I put the examples he gave into Claude 4(Sonnet) purely asking to eval the code, it pointed out every single issue about the code snippets (N+1 Query, race condition, memory leak). The article doesn;t mention which model was used, or how exactly it was used, or in which environment/IDE it was used.
The rest of the advice in there is sound, but without more specifics I don't know how actionable the section "The spectrum of AI-appropriate tasks" really is.
I think this is correct, and I also think it holds for reviewing human-authored code: it's hard to do the job well without first having your own idea in your head of what the correct solution looks like [even if that idea is itself flawed].
My experience with LLMs currently is that they can handle any level of abstraction and focus, but you have discern the "layer" to isolate and resolve.
The next improvement may be something like "abstraction isolation" but for now I can vibe code a new feature which will produce something mediocre. Then I ask "is that the cleanest approach?" and it will improve it.
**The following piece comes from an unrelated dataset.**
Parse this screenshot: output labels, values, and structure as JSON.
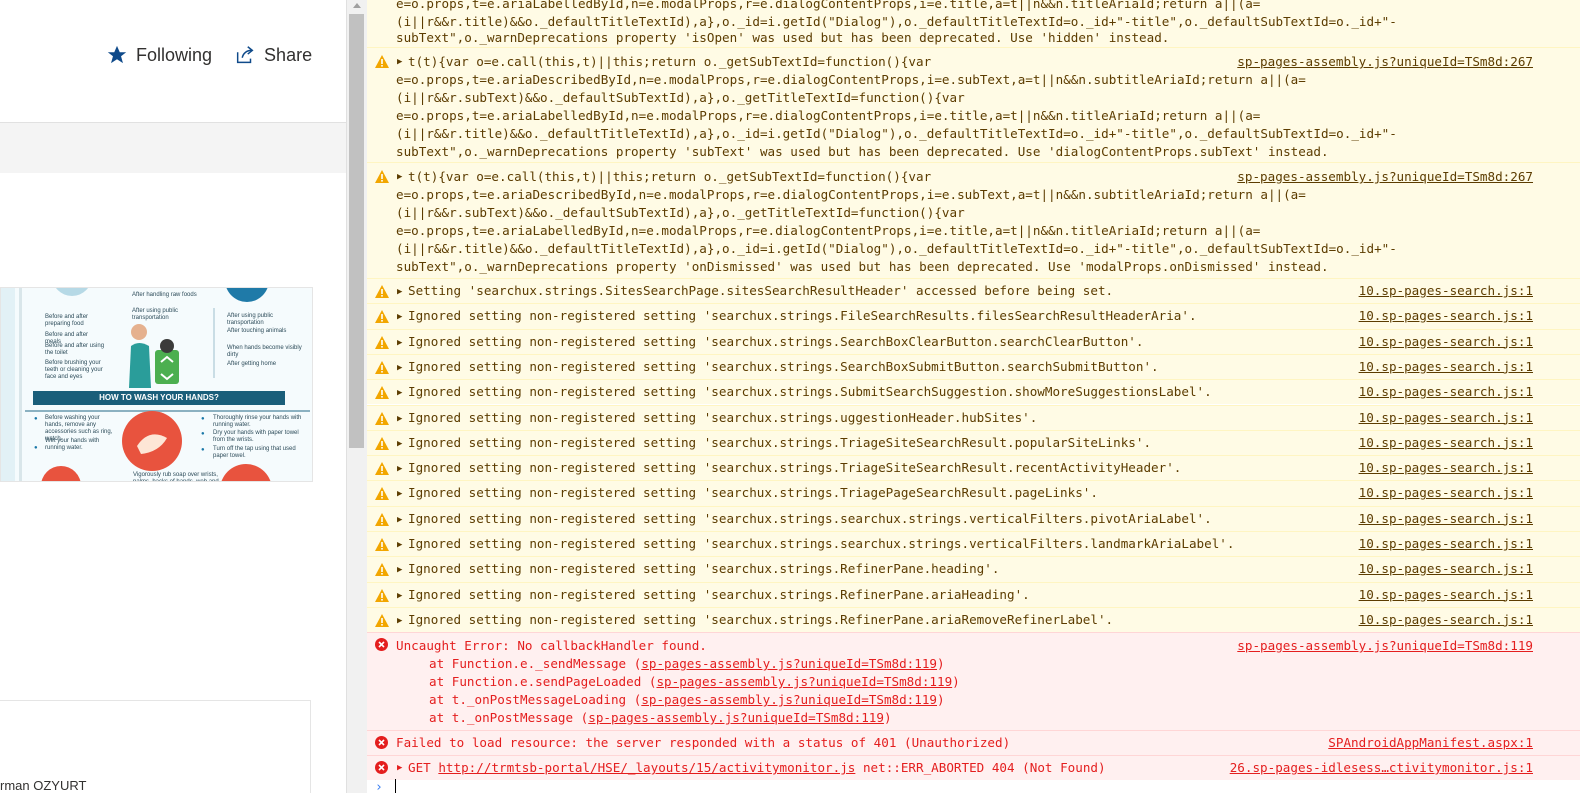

Then I might ask "is this performant?" Or "does this follow the structure used elsewhere?" Or "does this use existing data structures appropriately?" Etc.
Much like the blind men describing an elephant they all might be right, but collectively can still be wrong. Newer, slower models are definitely better at this, but I think rather than throwing infinite context at problems if they were designed with a more top down architectural view and a checklist of competing concerns we might get a lot further in less time.
This seems to be how a lot of people are using them effectively right now - create an architecturr, implement piecemeal.
"But what if the real issue is an N+1 query pattern that the index would merely mask? What if the performance problem stems from inefficient data modeling that a different approach might solve more elegantly?"
In the best case you would have to feed every important information into the context. These are my indexes, this is my function, these are my models. After that the model can find problematic code. So the main problem is go give your model all of the important information, that has to be fixed if the user isn’t doing that part (Obviously that doesn’t mean that the LLM will find a correct problem, but it can improve the results).
This isn’t new. Have we not already seen this everywhere already? The example at the top of the article (in a completely different field, no less) just goes to show humans had this particular sin nailed well before AI came along.
Bloated software and unstable code bases abound. This is especially prevalent in legacy code whose maintenance is handed down from one developer to the next, where their understanding of the code base differs from their predecessor’s. Combine that with pressures to ship now vs. getting it right, and you have the perfect recipe for an insipid form of technical debt.
This largely seems like an alternative way of saying "you have to validate the results of an LLM." Is there any "premature closure" risk if you simply validate the results?
Premature closure is definitely a risk with LLMs but I think code is much less at risk because you can and SHOULD test it. But its a bigger problem for things you cant validate.
I might starting calling this "the original sin" with LLMs... not validating the output. There are many problems people have identified with using LLMs and perhaps all of them come back to not validating.
I initially thought that layout of the sections was an odd and terrible poem.
[dead]
My experience is that AIs amplify what you put in them.
If you put in lazy problem definitions, provide the bare minimum context and review the code cursorily then the output is equally lackluster.
However, if you spend a good amount of time describing the problem, carefully construct a context that includes examples, documentation and relevant files and then review the code with care - you can get some very good code out of them. As I've used them more and more I've noticed that the LLM responds in a thankful way when I provide good context.
> Always ask for alternatives
> Trust but verify
I treat the AI as I would a promising junior engineer. And this article is right, you don't have to accept the first solution from either a junior engineer or the AI. I constantly question the AIs decisions, even when I think they are right. I just checked AI studio and the last message I sent to Gemini was "what is the reasoning behind using metatdata in this case instead of a pricing column?" - the context being a db design discussion where the LLM suggested using an existing JSONB metadata column rather than using a new column. Sometimes I already agree with the approach, I just want to see the AI give an explanation.
And on the trust front, often I let the AI coding agent write the code how it wants to write it rather than force it to write it exactly like I would, just like I would with a junior engineer. Sometimes it gets it right and I learn something. Sometimes it gets it wrong and I have to correct it. I would estimate, 1 out of 10 changes has an obvious error/problem that I have to intervene.
I think of it this way: I control the input and I verify the output.